If you are planning to form a limited liability company, you need to ensure you have all your legal paperwork completed and filled in the correct way. The three most important documents you will need to form an LLC include:
Articles of organization
Also known as certificate of organization, articles of organization are the same as the corporation’s articles of incorporation. Pay attention to these as the building blocks of your limited liability company.
Basic components needed in certificate/articles of organization
- Business Name: ensure your name is unique and does not pose potential conflicts with other business names already registered in the region you are registering your LLC.
- Business purpose
- Principal place of business
- Registered agent: this is an individual or entity who will get official documents and legal paperwork on your behalf. This includes documents related to lawsuits. Note that the registered agent must be in the city where your company is registered, must have a physical address.
- Management structure: this means, does your company have one manager, more than two managers, or are all members managers?
- Duration of LLC: Some states will require you to specify the duration your LLC will be in operation.
An operating agreement is a document that specifies the duties and rights of LLC members. It states the allocation of income of the company to its members.
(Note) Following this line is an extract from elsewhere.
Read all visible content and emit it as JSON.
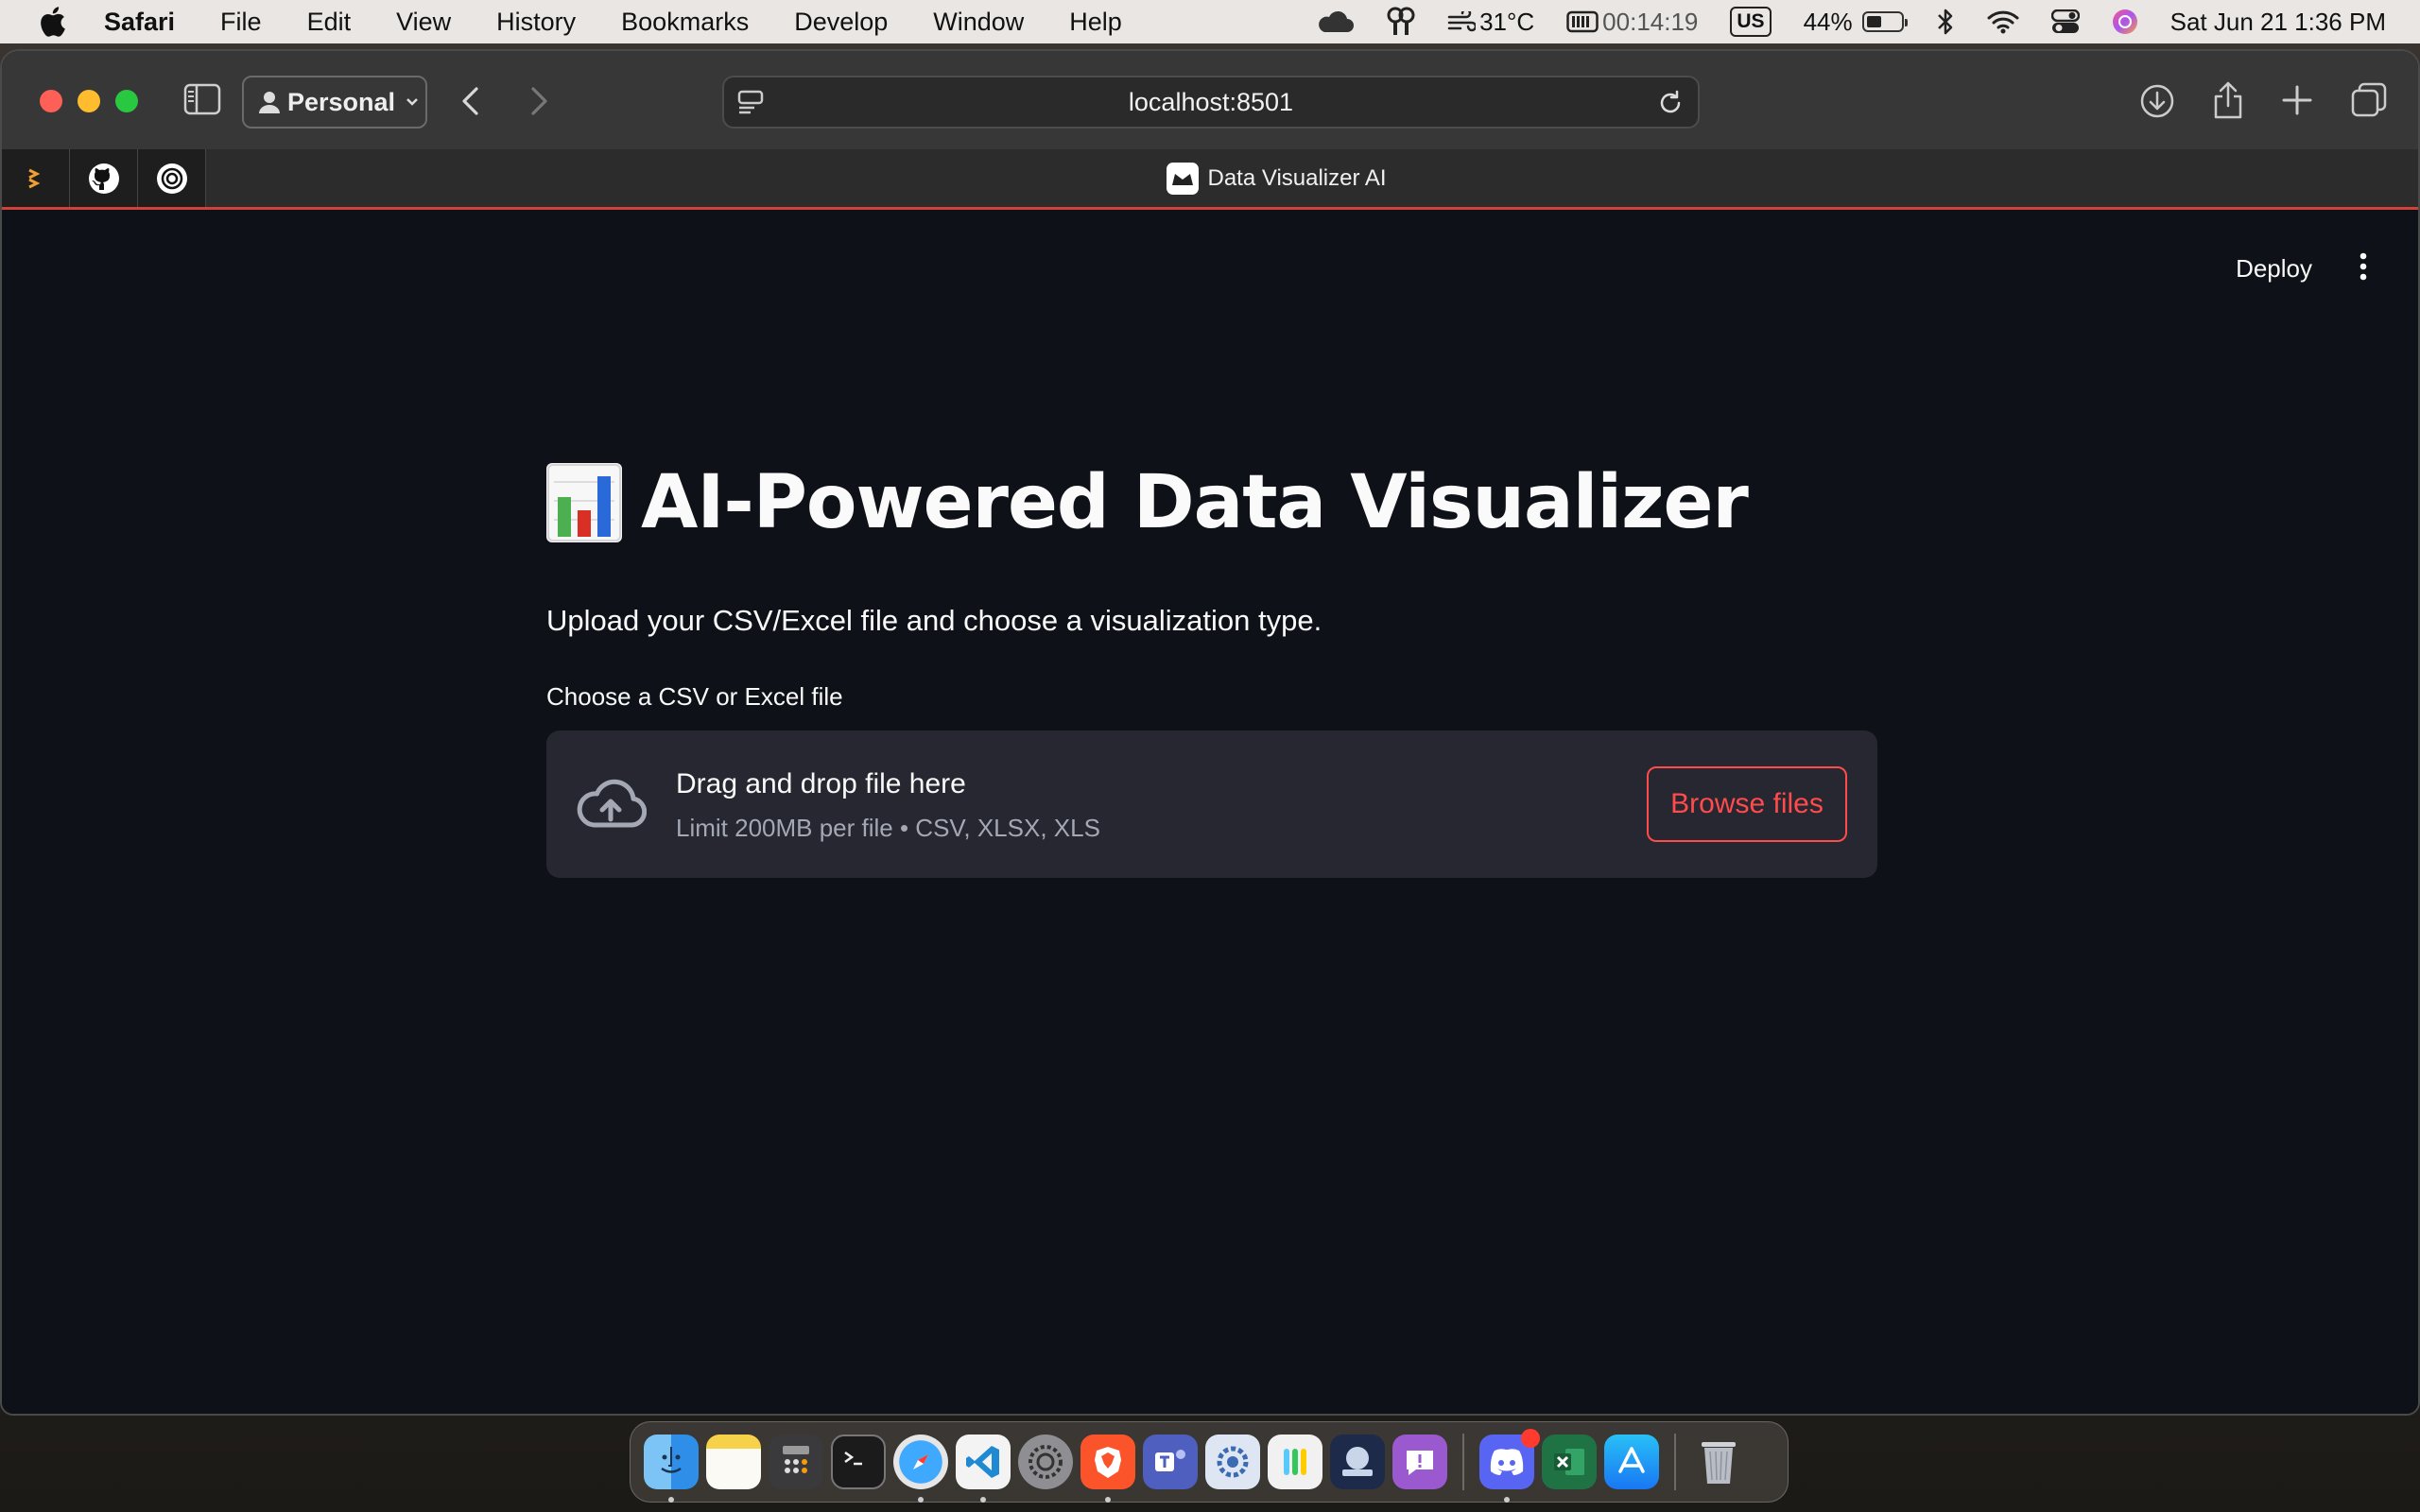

Even though it’s not needed by law that you file an operating agreement to form a limited liability company, you must have a legal document ready to be compliant with the firm’s corporate formalities.
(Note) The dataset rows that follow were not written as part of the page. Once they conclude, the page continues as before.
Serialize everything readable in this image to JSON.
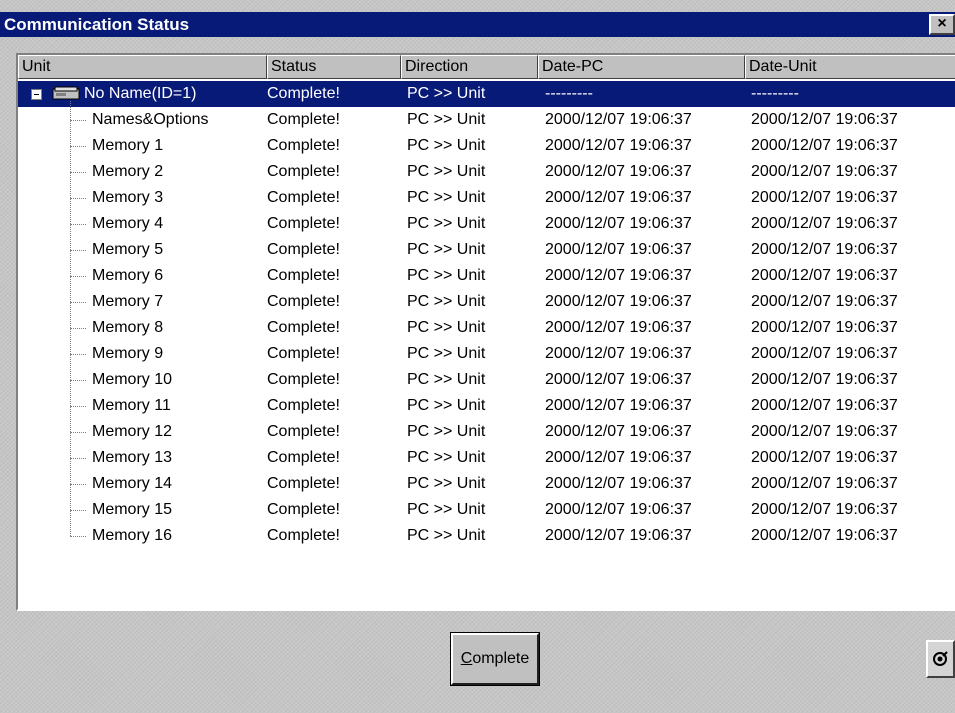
{
  "window": {
    "title": "Communication Status",
    "close_label": "×"
  },
  "columns": [
    "Unit",
    "Status",
    "Direction",
    "Date-PC",
    "Date-Unit"
  ],
  "rows": [
    {
      "unit": "No Name(ID=1)",
      "status": "Complete!",
      "direction": "PC >> Unit",
      "date_pc": "---------",
      "date_unit": "---------",
      "selected": true
    },
    {
      "unit": "Names&Options",
      "status": "Complete!",
      "direction": "PC >> Unit",
      "date_pc": "2000/12/07 19:06:37",
      "date_unit": "2000/12/07 19:06:37"
    },
    {
      "unit": "Memory 1",
      "status": "Complete!",
      "direction": "PC >> Unit",
      "date_pc": "2000/12/07 19:06:37",
      "date_unit": "2000/12/07 19:06:37"
    },
    {
      "unit": "Memory 2",
      "status": "Complete!",
      "direction": "PC >> Unit",
      "date_pc": "2000/12/07 19:06:37",
      "date_unit": "2000/12/07 19:06:37"
    },
    {
      "unit": "Memory 3",
      "status": "Complete!",
      "direction": "PC >> Unit",
      "date_pc": "2000/12/07 19:06:37",
      "date_unit": "2000/12/07 19:06:37"
    },
    {
      "unit": "Memory 4",
      "status": "Complete!",
      "direction": "PC >> Unit",
      "date_pc": "2000/12/07 19:06:37",
      "date_unit": "2000/12/07 19:06:37"
    },
    {
      "unit": "Memory 5",
      "status": "Complete!",
      "direction": "PC >> Unit",
      "date_pc": "2000/12/07 19:06:37",
      "date_unit": "2000/12/07 19:06:37"
    },
    {
      "unit": "Memory 6",
      "status": "Complete!",
      "direction": "PC >> Unit",
      "date_pc": "2000/12/07 19:06:37",
      "date_unit": "2000/12/07 19:06:37"
    },
    {
      "unit": "Memory 7",
      "status": "Complete!",
      "direction": "PC >> Unit",
      "date_pc": "2000/12/07 19:06:37",
      "date_unit": "2000/12/07 19:06:37"
    },
    {
      "unit": "Memory 8",
      "status": "Complete!",
      "direction": "PC >> Unit",
      "date_pc": "2000/12/07 19:06:37",
      "date_unit": "2000/12/07 19:06:37"
    },
    {
      "unit": "Memory 9",
      "status": "Complete!",
      "direction": "PC >> Unit",
      "date_pc": "2000/12/07 19:06:37",
      "date_unit": "2000/12/07 19:06:37"
    },
    {
      "unit": "Memory 10",
      "status": "Complete!",
      "direction": "PC >> Unit",
      "date_pc": "2000/12/07 19:06:37",
      "date_unit": "2000/12/07 19:06:37"
    },
    {
      "unit": "Memory 11",
      "status": "Complete!",
      "direction": "PC >> Unit",
      "date_pc": "2000/12/07 19:06:37",
      "date_unit": "2000/12/07 19:06:37"
    },
    {
      "unit": "Memory 12",
      "status": "Complete!",
      "direction": "PC >> Unit",
      "date_pc": "2000/12/07 19:06:37",
      "date_unit": "2000/12/07 19:06:37"
    },
    {
      "unit": "Memory 13",
      "status": "Complete!",
      "direction": "PC >> Unit",
      "date_pc": "2000/12/07 19:06:37",
      "date_unit": "2000/12/07 19:06:37"
    },
    {
      "unit": "Memory 14",
      "status": "Complete!",
      "direction": "PC >> Unit",
      "date_pc": "2000/12/07 19:06:37",
      "date_unit": "2000/12/07 19:06:37"
    },
    {
      "unit": "Memory 15",
      "status": "Complete!",
      "direction": "PC >> Unit",
      "date_pc": "2000/12/07 19:06:37",
      "date_unit": "2000/12/07 19:06:37"
    },
    {
      "unit": "Memory 16",
      "status": "Complete!",
      "direction": "PC >> Unit",
      "date_pc": "2000/12/07 19:06:37",
      "date_unit": "2000/12/07 19:06:37"
    }
  ],
  "buttons": {
    "complete_mnemonic": "C",
    "complete_rest": "omplete",
    "help_icon": "help-icon"
  },
  "colors": {
    "titlebar": "#081a78",
    "selection": "#081a78",
    "face": "#c0c0c0"
  }
}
Things to include in the operating agreement will vary based on your company. An operating agreement will include:
- For more than one member, you must describe how key business decisions will be made
- Shareholder’s percentage of ownership
- Voting rights
- How losses and profits will be allocated
- What will happen if the owner wants to exit the business or dies?
- How the LLC will be dissolved
- All shareholders must sign the operating agreement for it to be valid.
Employee identification number
All companies must have an employee identification number (EIN) irrespective of their structure. Rather than using your social security number, you should use the EIN on all the business-related paperwork. You will need an EIN to open a business bank account. To acquire this number, you or your lawyer must file the IRS form SS-4.
Apart from the three documents listed above, you will need to file a biennial/annual report with the regions in which your company is registered.